Jocelyn Mojica - Student bonds with youth she mentors

April 19, 2006|by TIFFANY ARNOLD

HALFWAY - Facing the demands of school and work, young mentors such as Jocelyn Mojica don't come around very often.

"It's not unusual for young people to get interested in the program, but they usually have difficulty following through," said Crystal Davis, casework supervisor for Big Brothers Big Sisters of Washington County Maryland.

Mojica, 21, of Halfway, is a volunteer for Big Brothers Big Sisters. She has formed a strong bond with the youngster she mentors, a 9-year-old girl who attends Pangborn Elementary School.

Mentors are in high demand in Washington County. There are 45 children matched with mentors in the Big Brothers Big Sisters community-based mentoring program. But there are 20 children who still are waiting for mentors, Davis said.


Mojica and her little buddy both dance, they are both into cheerleading and they're both considerably outgoing, Mojica said.

"They're really like sisters," Davis said. "They even look alike, a little."

Her mother, Isolina Mojica, has taken notice of her daughter's bond with her little "sister."

"She's going to make a really good mother because she's more patient than I am," her mother said. "She has that special gift. She knows what to say. I'm very proud of her as a mother."

Isolina Mojica said her daughter has always had a giving spirit. She recalled one Christmas morning, when Mojica pulled her out of bed to help serve pancakes and pass out gifts at Williamsport Retirement Village, where Mojica often had visited.

"I wasn't feeling well that day," her mother said. But it still worked out.

"That was a rewarding experience," her mother said. "To give up your Christmas morning? That's awesome. We went home on a natural high."

Mojica is about to complete her associate degree in psychology at Hagerstown Community College. As she prepares for the next step, going to a four-year school, Mojica said she's going to have to adjust to being so far away from her friend.

"I'll miss seeing her," Mojica said. "I'll miss going to her school because I've also developed a relationship with the kids at her school."

Mojica said she still will be able to see her little buddy on the weekends, but she will not have a chance to visit her at her school throughout the week.

"I'll still be there, just not as much as I would like to be," Mojica said. "Even if it's just an hour or two."

"She's taught me just how to love more," she said. "Life's so short. So if you can make a difference that day, you're fulfilled."

Volunteers agree to spend anywhere from one to five hours a week with the children, Davis said. Big Brothers Big Sisters pairs at-risk youths with mentors in the community.

Mojica said that after she graduates, she wouldn't mind working as a guidance counselor, helping other children who are labeled "at-risk."

"Kids are just my passion," Mojica said. "I can see the development, it's amazing. (At-risk) kids need it the most. Most of them are overlooked."

Cutline: By Ric Dugan/Staff Photographer

Jocelyn Mojica, a student at Hagerstown Community College, volunteers for Big Brothers Big Sisters.


Name - Jocelyn Mojica

Date of birth - Nov. 10, 1984

Address - Halfway

Occupation - Student

Most notable achievement - Probably my volunteer work.

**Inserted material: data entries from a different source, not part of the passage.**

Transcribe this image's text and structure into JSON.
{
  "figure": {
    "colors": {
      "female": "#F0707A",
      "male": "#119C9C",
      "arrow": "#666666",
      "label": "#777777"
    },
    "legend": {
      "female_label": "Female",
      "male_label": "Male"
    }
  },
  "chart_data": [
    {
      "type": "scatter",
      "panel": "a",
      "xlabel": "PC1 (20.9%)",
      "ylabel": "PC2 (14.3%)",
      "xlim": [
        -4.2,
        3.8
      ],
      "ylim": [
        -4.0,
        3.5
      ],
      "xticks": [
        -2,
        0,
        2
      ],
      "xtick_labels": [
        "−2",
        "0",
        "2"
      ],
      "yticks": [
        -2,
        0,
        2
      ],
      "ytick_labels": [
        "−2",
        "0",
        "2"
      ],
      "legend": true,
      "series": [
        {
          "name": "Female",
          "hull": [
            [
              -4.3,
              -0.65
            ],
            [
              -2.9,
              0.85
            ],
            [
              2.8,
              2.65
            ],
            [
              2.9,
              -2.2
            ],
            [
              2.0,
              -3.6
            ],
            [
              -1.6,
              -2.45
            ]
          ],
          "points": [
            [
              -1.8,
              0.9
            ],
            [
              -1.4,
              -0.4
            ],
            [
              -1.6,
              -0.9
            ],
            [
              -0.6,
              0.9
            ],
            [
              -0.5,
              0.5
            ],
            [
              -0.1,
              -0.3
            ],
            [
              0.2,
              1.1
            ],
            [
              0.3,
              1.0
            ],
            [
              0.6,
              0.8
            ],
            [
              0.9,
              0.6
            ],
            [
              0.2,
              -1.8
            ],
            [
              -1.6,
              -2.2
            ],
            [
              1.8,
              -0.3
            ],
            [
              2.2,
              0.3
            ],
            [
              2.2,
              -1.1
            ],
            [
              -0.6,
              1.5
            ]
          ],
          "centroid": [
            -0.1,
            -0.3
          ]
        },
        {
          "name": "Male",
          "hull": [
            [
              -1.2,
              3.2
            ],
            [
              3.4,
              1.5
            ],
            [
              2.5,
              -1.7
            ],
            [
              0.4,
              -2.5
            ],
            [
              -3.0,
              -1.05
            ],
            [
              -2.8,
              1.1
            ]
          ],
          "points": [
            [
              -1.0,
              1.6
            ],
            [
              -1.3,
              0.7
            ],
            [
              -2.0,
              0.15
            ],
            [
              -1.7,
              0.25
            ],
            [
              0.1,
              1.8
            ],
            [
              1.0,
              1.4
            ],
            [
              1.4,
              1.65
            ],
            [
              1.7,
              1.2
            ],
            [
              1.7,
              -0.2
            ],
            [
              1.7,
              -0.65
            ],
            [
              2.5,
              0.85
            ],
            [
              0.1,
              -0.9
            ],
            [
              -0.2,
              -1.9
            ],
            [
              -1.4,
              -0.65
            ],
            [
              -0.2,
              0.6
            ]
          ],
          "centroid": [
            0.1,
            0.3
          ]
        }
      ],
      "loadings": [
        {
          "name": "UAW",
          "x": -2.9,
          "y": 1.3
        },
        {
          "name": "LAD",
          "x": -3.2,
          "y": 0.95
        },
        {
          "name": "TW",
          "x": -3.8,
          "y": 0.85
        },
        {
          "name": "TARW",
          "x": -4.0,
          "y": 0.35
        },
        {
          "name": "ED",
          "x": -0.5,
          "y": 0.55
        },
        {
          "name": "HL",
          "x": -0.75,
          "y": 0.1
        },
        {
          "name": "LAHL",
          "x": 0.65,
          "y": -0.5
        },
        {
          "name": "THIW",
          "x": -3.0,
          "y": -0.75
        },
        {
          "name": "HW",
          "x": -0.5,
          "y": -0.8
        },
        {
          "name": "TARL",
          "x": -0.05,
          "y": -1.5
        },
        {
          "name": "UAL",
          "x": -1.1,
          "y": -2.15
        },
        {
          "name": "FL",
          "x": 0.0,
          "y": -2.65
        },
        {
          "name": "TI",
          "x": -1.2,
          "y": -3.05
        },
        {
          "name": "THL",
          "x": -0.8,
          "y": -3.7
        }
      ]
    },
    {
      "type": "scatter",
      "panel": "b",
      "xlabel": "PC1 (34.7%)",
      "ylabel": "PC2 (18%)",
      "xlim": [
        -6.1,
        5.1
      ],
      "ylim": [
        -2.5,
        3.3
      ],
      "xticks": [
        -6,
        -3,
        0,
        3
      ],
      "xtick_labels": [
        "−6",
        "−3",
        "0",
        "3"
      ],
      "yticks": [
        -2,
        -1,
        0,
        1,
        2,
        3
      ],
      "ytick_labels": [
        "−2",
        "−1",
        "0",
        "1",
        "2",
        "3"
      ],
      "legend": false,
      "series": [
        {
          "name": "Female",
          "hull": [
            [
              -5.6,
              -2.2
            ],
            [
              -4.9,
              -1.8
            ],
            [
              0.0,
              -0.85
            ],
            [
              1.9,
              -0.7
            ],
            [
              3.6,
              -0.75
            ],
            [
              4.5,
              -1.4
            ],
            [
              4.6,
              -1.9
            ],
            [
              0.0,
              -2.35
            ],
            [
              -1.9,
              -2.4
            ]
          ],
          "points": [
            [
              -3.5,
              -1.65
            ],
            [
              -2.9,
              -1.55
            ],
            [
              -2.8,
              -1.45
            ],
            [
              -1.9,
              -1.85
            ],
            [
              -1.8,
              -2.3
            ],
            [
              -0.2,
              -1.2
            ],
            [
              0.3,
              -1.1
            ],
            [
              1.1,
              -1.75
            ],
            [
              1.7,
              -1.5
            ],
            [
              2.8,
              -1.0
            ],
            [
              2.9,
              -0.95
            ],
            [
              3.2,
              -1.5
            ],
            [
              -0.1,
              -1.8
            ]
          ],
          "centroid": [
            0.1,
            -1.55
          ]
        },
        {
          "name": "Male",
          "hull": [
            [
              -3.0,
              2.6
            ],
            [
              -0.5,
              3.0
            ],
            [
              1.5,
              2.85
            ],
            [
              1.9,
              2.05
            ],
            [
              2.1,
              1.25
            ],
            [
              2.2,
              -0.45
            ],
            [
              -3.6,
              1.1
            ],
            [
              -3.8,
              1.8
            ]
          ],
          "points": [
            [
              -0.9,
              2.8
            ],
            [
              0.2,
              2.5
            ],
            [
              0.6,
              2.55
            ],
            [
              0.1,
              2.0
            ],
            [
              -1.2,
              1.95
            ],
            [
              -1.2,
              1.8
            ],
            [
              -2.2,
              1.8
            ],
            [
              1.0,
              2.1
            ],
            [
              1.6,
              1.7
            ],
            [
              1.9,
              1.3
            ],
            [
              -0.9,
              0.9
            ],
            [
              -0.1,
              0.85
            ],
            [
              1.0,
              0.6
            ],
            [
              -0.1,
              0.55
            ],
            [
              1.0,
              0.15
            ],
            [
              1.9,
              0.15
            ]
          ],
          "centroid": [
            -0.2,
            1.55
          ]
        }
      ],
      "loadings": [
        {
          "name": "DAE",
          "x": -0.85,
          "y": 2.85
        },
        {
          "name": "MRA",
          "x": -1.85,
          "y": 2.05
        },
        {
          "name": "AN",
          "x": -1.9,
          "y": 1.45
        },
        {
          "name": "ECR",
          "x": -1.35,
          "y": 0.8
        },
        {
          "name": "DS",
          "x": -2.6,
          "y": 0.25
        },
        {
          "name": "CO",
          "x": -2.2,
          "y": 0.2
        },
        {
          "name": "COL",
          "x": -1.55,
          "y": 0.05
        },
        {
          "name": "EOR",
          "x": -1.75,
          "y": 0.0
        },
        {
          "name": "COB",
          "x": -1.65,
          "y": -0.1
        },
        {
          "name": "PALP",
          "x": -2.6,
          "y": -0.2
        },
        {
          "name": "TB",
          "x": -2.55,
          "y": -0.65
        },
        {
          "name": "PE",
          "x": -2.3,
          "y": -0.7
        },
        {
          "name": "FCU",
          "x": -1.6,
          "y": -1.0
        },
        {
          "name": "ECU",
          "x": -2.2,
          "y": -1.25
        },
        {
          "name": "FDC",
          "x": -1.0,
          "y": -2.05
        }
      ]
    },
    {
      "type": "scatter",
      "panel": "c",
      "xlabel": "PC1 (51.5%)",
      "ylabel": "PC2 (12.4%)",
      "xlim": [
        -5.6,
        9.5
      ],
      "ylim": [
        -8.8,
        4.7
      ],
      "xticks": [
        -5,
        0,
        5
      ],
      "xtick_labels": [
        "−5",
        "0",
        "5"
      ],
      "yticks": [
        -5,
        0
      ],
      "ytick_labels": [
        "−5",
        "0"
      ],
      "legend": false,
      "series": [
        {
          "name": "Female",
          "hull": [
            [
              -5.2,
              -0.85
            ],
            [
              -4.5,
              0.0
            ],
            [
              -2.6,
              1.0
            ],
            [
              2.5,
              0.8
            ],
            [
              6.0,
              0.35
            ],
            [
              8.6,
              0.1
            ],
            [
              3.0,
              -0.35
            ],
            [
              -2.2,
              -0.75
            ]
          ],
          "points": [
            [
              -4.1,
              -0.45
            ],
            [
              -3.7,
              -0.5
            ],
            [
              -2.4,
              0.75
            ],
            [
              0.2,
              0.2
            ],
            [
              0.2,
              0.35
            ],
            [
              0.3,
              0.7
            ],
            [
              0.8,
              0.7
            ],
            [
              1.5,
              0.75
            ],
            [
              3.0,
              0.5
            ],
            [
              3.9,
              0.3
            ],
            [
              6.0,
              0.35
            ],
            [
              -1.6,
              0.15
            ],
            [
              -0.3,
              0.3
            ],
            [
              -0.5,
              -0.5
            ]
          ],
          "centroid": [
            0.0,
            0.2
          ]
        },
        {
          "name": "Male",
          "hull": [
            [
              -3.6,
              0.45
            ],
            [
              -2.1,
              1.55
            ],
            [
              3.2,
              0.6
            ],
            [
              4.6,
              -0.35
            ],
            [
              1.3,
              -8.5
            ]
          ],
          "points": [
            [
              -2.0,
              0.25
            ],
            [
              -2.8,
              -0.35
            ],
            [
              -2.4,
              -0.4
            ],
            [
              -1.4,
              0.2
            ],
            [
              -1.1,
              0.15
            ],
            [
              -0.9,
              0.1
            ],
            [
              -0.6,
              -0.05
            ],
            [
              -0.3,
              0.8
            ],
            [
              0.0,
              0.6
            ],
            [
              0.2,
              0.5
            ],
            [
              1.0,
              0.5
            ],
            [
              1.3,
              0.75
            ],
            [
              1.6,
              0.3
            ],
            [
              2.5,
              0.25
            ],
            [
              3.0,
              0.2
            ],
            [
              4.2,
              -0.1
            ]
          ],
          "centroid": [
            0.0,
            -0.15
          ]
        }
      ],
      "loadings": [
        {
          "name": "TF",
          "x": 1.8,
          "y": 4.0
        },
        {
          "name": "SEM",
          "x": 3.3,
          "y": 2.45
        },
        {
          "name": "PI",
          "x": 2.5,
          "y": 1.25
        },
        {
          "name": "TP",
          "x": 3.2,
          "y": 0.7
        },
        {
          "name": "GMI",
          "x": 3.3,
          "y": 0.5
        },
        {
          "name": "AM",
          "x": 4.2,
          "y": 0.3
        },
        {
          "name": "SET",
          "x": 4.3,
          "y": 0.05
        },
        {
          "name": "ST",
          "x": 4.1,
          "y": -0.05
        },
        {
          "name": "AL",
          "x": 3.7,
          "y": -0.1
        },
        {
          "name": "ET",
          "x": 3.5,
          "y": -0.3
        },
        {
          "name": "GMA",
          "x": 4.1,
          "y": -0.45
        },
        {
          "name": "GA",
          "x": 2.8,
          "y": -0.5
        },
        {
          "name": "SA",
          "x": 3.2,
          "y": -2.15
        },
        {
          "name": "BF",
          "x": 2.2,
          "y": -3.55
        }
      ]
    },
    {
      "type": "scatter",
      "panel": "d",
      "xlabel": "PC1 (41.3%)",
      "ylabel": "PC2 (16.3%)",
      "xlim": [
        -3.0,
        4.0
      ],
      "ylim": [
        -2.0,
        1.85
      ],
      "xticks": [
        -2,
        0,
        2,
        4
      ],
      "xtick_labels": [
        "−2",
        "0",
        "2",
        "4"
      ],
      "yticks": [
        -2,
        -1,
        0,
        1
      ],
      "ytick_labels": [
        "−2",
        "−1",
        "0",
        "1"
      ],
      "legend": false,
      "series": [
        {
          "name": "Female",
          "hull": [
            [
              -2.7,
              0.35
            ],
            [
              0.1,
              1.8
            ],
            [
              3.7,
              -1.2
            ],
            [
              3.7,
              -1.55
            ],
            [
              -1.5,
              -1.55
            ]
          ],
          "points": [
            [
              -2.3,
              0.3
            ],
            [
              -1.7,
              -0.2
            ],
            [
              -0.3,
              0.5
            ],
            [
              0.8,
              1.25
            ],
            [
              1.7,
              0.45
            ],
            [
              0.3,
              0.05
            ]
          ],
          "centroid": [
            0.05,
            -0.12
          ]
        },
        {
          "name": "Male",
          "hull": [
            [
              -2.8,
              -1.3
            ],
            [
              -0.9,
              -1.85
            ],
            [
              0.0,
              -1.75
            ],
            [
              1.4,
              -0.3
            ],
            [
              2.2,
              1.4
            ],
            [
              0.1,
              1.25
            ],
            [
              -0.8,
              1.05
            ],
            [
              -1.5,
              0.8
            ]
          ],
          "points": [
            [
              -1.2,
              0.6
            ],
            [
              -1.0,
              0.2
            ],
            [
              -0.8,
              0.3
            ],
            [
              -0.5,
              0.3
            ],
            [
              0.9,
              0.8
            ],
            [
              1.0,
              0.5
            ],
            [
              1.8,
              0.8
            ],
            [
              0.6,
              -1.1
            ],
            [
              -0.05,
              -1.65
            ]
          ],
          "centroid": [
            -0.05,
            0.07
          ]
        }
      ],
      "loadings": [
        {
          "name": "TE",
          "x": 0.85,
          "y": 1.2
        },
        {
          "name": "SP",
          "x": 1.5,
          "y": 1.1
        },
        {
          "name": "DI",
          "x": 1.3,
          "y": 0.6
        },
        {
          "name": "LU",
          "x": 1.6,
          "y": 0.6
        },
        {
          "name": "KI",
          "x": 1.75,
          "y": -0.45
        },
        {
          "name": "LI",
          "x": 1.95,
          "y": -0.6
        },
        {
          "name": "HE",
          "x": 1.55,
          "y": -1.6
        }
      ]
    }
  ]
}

Your proudest moment - Probably being matched up with my little sister because my match manager said, "She's so much like you. You guys are so much alike." Then, when I met her, I was like, wow, we are so much alike.

Who is the person you most admire and why? - The person I most admire is no longer living, my grandmother. She was just such an inspiration. She also loved kids. She had such an open heart. She's still my inspiration to this day. She always will be.

What is the best piece of advice you ever received? Who gave it to you? - Probably my mom, saying just be who you are and never settle for anything.

What is the next goal you would like to achieve? - Getting my degree and working with kids.